Man will etwas leisten, klar. Das bloße Herumhängen ist für die wenigsten was. Aber mir scheint, dass angesichts von Workaholismus und Burnoutfall der dreimillionste heutzutage vergessen wird, was Arbeit ist und was Freizeit. Und worauf man da eigentlich hinarbeitet. Ist es nicht Freiheit, was man am Ende des Tages haben will? Wie kommt es, dass jemand soviel arbeitet, dass er am Ende all seine Träume von Reisen und Abenteuer vergisst? Oder sei es der einfache Ski- oder Badeurlaub. Wie kommt es, dass die Pauschalaussage irgendwann wie von Zauberhand aus dem Mund strömt: "Ich würd ja gern, aber..."

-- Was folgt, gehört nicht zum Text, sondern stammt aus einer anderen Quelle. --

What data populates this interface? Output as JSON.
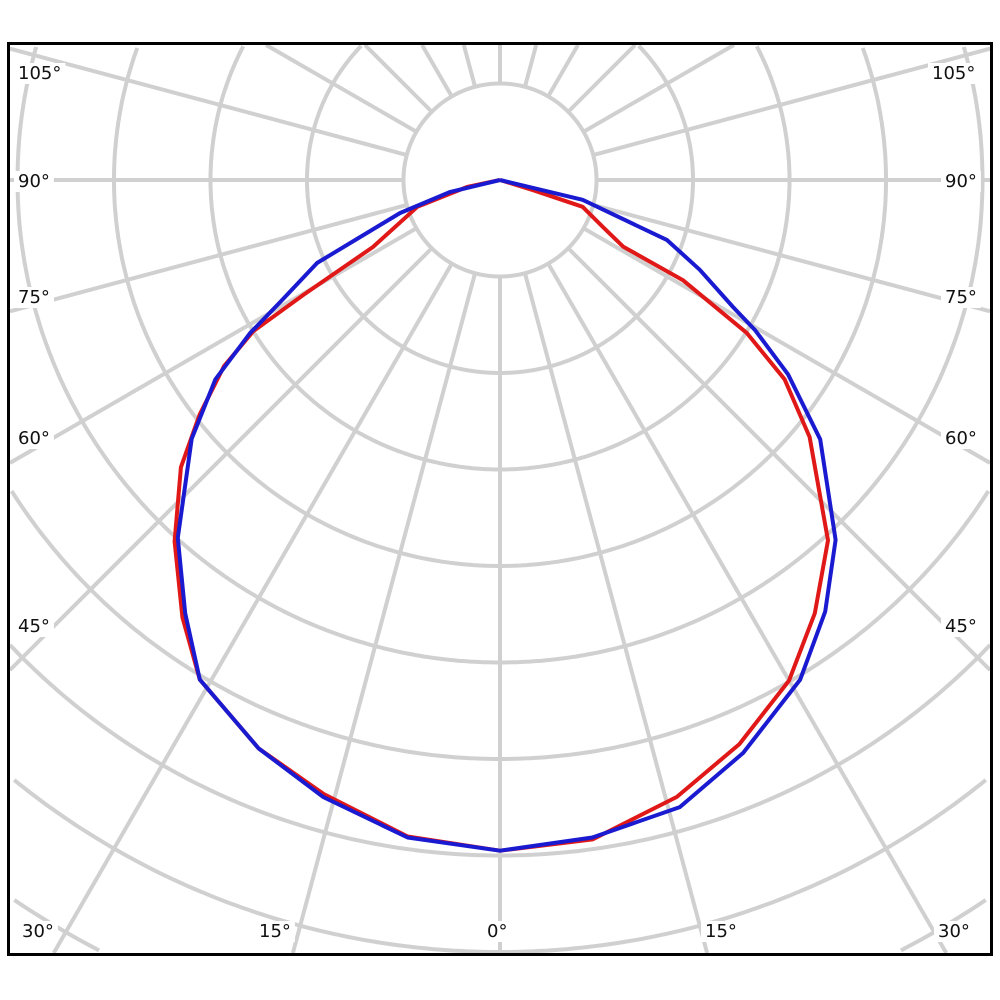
{
  "chart_data": {
    "type": "polar-line",
    "title": "",
    "angle_unit": "degrees",
    "angle_zero": "bottom",
    "angle_tick_labels_left": [
      "105°",
      "90°",
      "75°",
      "60°",
      "45°",
      "30°"
    ],
    "angle_tick_labels_bottom": [
      "30°",
      "15°",
      "0°",
      "15°",
      "30°"
    ],
    "angle_tick_labels_right": [
      "105°",
      "90°",
      "75°",
      "60°",
      "45°"
    ],
    "angle_grid_step": 15,
    "radial_grid_rings": 10,
    "radial_tick_labels": [],
    "grid": true,
    "grid_color": "#d0d0d0",
    "series": [
      {
        "color": "#e01818",
        "points": [
          [
            -90,
            0
          ],
          [
            -78,
            0.35
          ],
          [
            -72,
            0.9
          ],
          [
            -62.2,
            1.49
          ],
          [
            -59.7,
            2.36
          ],
          [
            -58.5,
            3.0
          ],
          [
            -56,
            3.45
          ],
          [
            -52,
            3.95
          ],
          [
            -48,
            4.45
          ],
          [
            -42,
            5.04
          ],
          [
            -36,
            5.6
          ],
          [
            -31,
            6.04
          ],
          [
            -23,
            6.4
          ],
          [
            -16,
            6.62
          ],
          [
            -8,
            6.87
          ],
          [
            0,
            6.95
          ],
          [
            8,
            6.9
          ],
          [
            16,
            6.65
          ],
          [
            23,
            6.35
          ],
          [
            30,
            5.99
          ],
          [
            36,
            5.55
          ],
          [
            42.3,
            5.05
          ],
          [
            50.3,
            4.17
          ],
          [
            55,
            3.6
          ],
          [
            58.2,
            3.01
          ],
          [
            61.3,
            2.16
          ],
          [
            61.6,
            1.45
          ],
          [
            65.5,
            1.17
          ],
          [
            72,
            0.9
          ],
          [
            73,
            0.36
          ],
          [
            90,
            0
          ]
        ]
      },
      {
        "color": "#1a1ad0",
        "points": [
          [
            -90,
            0
          ],
          [
            -76.5,
            0.53
          ],
          [
            -71.7,
            1.09
          ],
          [
            -65.6,
            2.08
          ],
          [
            -61,
            2.6
          ],
          [
            -58.5,
            3.04
          ],
          [
            -55,
            3.6
          ],
          [
            -50,
            4.17
          ],
          [
            -42,
            4.99
          ],
          [
            -36,
            5.55
          ],
          [
            -31,
            6.04
          ],
          [
            -23,
            6.4
          ],
          [
            -16,
            6.65
          ],
          [
            -8,
            6.88
          ],
          [
            0,
            6.95
          ],
          [
            8,
            6.88
          ],
          [
            16,
            6.76
          ],
          [
            23,
            6.45
          ],
          [
            31,
            6.04
          ],
          [
            37,
            5.6
          ],
          [
            43,
            5.1
          ],
          [
            51,
            4.27
          ],
          [
            56,
            3.6
          ],
          [
            59.5,
            3.07
          ],
          [
            61.4,
            2.75
          ],
          [
            65.8,
            2.27
          ],
          [
            70.2,
            1.84
          ],
          [
            76.5,
            0.88
          ],
          [
            90,
            0
          ]
        ]
      }
    ]
  }
}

Ist es am Ende nicht eine Ausrede, die wahren Träume gar nicht erst angehen zu müssen? Ist das geschäftige Treiben das perfekte Alibi um keine schwierigen und manchmal quälenden Fragen mehr nach dem "Was genau will ich eigentlich wirklich?" stellen zu müssen?

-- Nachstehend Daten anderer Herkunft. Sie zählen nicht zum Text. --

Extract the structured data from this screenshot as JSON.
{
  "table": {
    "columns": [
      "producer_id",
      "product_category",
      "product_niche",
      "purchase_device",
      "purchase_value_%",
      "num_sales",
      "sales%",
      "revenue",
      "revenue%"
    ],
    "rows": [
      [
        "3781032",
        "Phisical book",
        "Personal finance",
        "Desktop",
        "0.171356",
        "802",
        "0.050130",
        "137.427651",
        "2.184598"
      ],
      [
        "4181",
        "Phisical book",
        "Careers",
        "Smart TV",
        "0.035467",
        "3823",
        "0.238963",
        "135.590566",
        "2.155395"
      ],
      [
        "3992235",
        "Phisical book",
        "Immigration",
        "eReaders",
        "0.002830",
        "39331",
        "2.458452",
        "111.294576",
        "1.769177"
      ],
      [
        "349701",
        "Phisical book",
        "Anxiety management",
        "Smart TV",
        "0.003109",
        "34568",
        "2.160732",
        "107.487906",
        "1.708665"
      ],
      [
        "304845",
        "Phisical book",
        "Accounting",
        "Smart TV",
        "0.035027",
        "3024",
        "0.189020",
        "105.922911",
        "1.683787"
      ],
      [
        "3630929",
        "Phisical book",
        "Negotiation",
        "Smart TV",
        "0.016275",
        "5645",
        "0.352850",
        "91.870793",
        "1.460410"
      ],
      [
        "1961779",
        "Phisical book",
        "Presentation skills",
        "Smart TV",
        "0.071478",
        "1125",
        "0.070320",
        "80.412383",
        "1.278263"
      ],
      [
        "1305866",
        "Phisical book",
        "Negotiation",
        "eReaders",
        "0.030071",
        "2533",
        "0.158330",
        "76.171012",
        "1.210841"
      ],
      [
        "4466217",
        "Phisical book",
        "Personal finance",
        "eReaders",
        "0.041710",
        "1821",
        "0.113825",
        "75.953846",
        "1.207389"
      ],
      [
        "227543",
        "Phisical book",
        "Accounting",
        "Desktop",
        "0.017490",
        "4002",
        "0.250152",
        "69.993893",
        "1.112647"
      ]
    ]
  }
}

Im Großen ist das eine Abenteuerreise mit dem Rucksack durch Südamerika. Im Kleinen ist es der gedankenlose Spaziergang, das Sitzen auf der Bank oder das verträumte und süße Nichtstun im Überall und Nirgendwo. Wenn der Wind draußen um die Nase weht, entweder alleine oder mit einer guten Freundin ratschend. Wenn man aufeinmal so lachen muss, dass man gar nicht mehr aufhören kann. Wenn einem auf einmal alles egal ist, außer der Tatsache, genau jetzt hier zu sein.
Ich habe immer eine grüne Wiese vor Augen, wenn ich an das Paradies denke. Ganz so kitschig muss es ja nicht in jedem Kopf ablaufen. Aber ich denke, jeder hat doch im Kopf so ein paar Bilder, denen er sich gerne widmet. Und Ideen, was man so anstellen könnte, wenn man eben mal nichts zu tun hat.

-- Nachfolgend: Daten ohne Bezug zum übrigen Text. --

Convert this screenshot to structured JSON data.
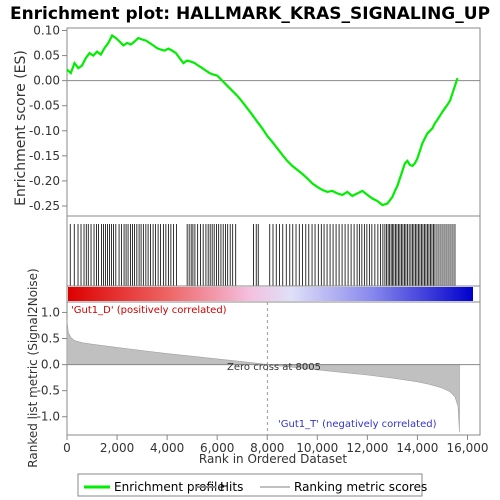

Ich denke es gilt wie so oft im Leben, die Balance zu finden. Eine Balance zwischen produktiver Arbeit und dem Gefühl, etwas geleistet zu haben.
Und dabei, das der schwierigere Teil, nicht zu vergessen, wofür man es tut.
Ob es das ist, was man tun möchte.

Und ob da noch genug Platz ist für die eigenen Träume. Und sei es nur die Picknickdecke am See mit dem Liebsten drauf.